Bitte nicht schon wieder. So lassen sich die Reaktion nach einer Ankündigung der Schweizer Regierung zusammenfassen. Wenigstens von allen, die häufiger aus Deutschland über die Grenze wollen. Dort soll nach Plänen des Bundesrats wieder ein strengeres Regiment gelten, entsprechende Vorschläge liegen jetzt den Kantonen vor.

Was bedeuten sie für Grenzgänger, was müssen Touristen beachten und wie sieht es für die Shopping-Tour aus der Schweiz aus? Hier erklären wir die wichtigsten Änderungen:

Warum will der Bundesrat überhaupt etwas ändern?

Weil die Zahl der Neuinfektionen stark zugenommen habe und die Krankenhäuser stark ausgelastet seien. Zu dieser „besorgniserregenden Dynamik“ hätten vor allem Reiserückkehrer beigetragen, teilt der Bundesrat mit. „Eine hohe Zahl“ der Krankenhauspatienten hätten sich laut aktueller Daten vor der Rückkehr im Ausland angesteckt. Deshalb soll auch bei der Einreise künftig die 3-G-Regel gelten.

Die Regierung schlägt zwei Varianten zur Umsetzung vor, unabhängig vom Ursprungsland oder Verkehrsmittel. Beide sehen Tests für alle vor, die nicht geimpft oder genesen sind. Erlaubt sind Antigen-Schnelltests und PCR-Tests.

Welche Varianten sind das?

Eine lockerere Variante setzt auf zwei negative Tests. Der erste müsste vor der Abreise stattfinden und bei der Einreise gezeigt werden. Ein zweiter Test hat vier bis sieben Tage später in der Schweiz zu erfolgen. Dort müssten Getestete ab 1. Oktober dafür selbst bezahlen.
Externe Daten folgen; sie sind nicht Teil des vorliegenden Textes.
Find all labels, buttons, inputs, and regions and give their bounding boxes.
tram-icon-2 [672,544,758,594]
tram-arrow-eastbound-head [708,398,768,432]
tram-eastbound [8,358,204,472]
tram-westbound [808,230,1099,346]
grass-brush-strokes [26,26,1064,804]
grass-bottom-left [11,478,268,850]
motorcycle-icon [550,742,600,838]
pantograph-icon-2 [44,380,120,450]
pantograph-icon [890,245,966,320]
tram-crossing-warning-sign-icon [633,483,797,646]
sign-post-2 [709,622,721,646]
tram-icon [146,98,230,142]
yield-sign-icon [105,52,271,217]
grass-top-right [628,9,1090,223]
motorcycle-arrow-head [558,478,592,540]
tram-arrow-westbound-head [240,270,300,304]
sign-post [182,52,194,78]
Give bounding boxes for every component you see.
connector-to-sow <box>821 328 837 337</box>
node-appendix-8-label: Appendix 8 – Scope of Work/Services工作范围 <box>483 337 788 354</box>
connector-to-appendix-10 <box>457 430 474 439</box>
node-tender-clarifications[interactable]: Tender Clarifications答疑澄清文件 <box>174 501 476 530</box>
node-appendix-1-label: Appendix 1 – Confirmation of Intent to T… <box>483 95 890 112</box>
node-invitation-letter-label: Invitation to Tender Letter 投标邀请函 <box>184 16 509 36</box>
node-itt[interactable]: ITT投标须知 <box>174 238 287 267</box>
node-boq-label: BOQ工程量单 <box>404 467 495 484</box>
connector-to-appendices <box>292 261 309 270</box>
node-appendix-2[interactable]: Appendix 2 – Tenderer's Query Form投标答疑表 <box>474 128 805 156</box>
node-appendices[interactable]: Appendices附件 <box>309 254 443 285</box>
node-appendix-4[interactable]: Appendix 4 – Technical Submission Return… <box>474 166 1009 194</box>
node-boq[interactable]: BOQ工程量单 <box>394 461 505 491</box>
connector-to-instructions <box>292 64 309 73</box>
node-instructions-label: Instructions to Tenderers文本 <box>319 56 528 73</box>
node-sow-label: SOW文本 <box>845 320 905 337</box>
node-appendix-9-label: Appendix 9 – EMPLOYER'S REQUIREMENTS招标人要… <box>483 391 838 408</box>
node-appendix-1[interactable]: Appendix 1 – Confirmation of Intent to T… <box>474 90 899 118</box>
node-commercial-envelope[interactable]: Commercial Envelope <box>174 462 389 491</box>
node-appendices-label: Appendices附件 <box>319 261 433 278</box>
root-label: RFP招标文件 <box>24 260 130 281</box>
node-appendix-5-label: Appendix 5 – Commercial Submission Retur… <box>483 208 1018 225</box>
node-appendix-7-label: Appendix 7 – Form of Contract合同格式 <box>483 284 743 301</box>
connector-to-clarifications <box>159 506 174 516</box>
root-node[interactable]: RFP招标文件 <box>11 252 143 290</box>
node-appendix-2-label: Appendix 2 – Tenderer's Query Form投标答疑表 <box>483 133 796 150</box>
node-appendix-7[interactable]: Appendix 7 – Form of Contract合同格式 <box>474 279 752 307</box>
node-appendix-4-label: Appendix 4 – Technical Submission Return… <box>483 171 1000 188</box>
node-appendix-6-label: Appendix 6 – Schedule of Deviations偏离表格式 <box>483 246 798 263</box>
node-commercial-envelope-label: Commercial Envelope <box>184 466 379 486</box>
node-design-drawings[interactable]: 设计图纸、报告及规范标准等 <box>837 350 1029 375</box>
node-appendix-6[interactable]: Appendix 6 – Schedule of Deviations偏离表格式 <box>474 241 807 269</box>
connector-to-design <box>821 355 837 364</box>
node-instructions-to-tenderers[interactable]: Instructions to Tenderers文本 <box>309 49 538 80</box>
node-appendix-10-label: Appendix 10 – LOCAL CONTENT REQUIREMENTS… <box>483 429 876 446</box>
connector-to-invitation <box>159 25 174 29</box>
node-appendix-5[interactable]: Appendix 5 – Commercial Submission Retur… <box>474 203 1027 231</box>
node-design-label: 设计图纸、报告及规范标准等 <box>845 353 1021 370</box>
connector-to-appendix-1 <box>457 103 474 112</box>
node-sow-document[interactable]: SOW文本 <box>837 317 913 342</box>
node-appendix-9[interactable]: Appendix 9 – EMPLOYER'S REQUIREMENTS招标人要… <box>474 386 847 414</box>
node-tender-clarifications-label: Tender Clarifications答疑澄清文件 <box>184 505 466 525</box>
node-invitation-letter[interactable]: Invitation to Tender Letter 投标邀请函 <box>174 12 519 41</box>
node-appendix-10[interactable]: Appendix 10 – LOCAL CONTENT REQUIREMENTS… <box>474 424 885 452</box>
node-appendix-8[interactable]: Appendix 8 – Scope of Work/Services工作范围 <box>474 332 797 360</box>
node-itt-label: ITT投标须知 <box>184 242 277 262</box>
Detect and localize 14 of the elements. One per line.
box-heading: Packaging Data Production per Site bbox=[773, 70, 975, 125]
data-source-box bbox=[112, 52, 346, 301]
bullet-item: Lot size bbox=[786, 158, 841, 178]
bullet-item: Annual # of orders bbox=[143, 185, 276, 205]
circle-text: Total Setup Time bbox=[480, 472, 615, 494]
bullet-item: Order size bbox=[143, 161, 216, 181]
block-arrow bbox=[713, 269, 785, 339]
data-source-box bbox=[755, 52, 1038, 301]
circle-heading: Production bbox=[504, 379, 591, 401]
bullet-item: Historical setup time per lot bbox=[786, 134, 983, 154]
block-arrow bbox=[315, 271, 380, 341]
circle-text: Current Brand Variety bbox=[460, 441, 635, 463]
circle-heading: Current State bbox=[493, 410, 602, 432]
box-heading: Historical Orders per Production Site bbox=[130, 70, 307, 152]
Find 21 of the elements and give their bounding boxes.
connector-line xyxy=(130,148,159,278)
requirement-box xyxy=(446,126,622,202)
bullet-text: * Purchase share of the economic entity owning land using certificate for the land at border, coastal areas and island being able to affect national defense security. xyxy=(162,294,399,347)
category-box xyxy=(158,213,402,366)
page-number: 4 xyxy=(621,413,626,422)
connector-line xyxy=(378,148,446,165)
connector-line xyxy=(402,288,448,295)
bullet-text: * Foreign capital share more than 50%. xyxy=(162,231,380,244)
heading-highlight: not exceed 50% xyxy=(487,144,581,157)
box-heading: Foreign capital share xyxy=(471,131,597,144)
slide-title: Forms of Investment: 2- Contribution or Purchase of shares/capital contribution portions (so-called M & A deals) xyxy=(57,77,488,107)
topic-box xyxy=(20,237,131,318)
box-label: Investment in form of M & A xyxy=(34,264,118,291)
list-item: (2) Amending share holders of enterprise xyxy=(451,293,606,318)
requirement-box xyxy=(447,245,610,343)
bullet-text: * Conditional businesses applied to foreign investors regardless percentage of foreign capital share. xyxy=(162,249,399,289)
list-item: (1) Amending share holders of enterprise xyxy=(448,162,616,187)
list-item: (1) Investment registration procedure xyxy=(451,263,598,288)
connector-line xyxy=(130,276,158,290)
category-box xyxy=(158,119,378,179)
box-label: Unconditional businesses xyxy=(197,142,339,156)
Eine strengere zweite Variante setzt auf eine Kombination aus Negativtest bei der Einreise und anschließender Quarantäne von zehn Tagen. Von dieser könnte man sich nach sieben Tagen freitesten, auch dies muss selbst bezahlt werden. Ein Recht auf Entschädigung durch den Arbeitgeber durch die Quarantäne gäbe es nicht.

Bei beiden Möglichkeiten muss ein elektronisches Einreiseformular ausgefüllt werden, wie es in Deutschland schon länger gebräuchlich ist. Der Bundesrat bewertet die erste Variante als praxistauglicher und weniger aufwendig für die Kantone, die zweite als wirkungsvoller beim Infektionsschutz.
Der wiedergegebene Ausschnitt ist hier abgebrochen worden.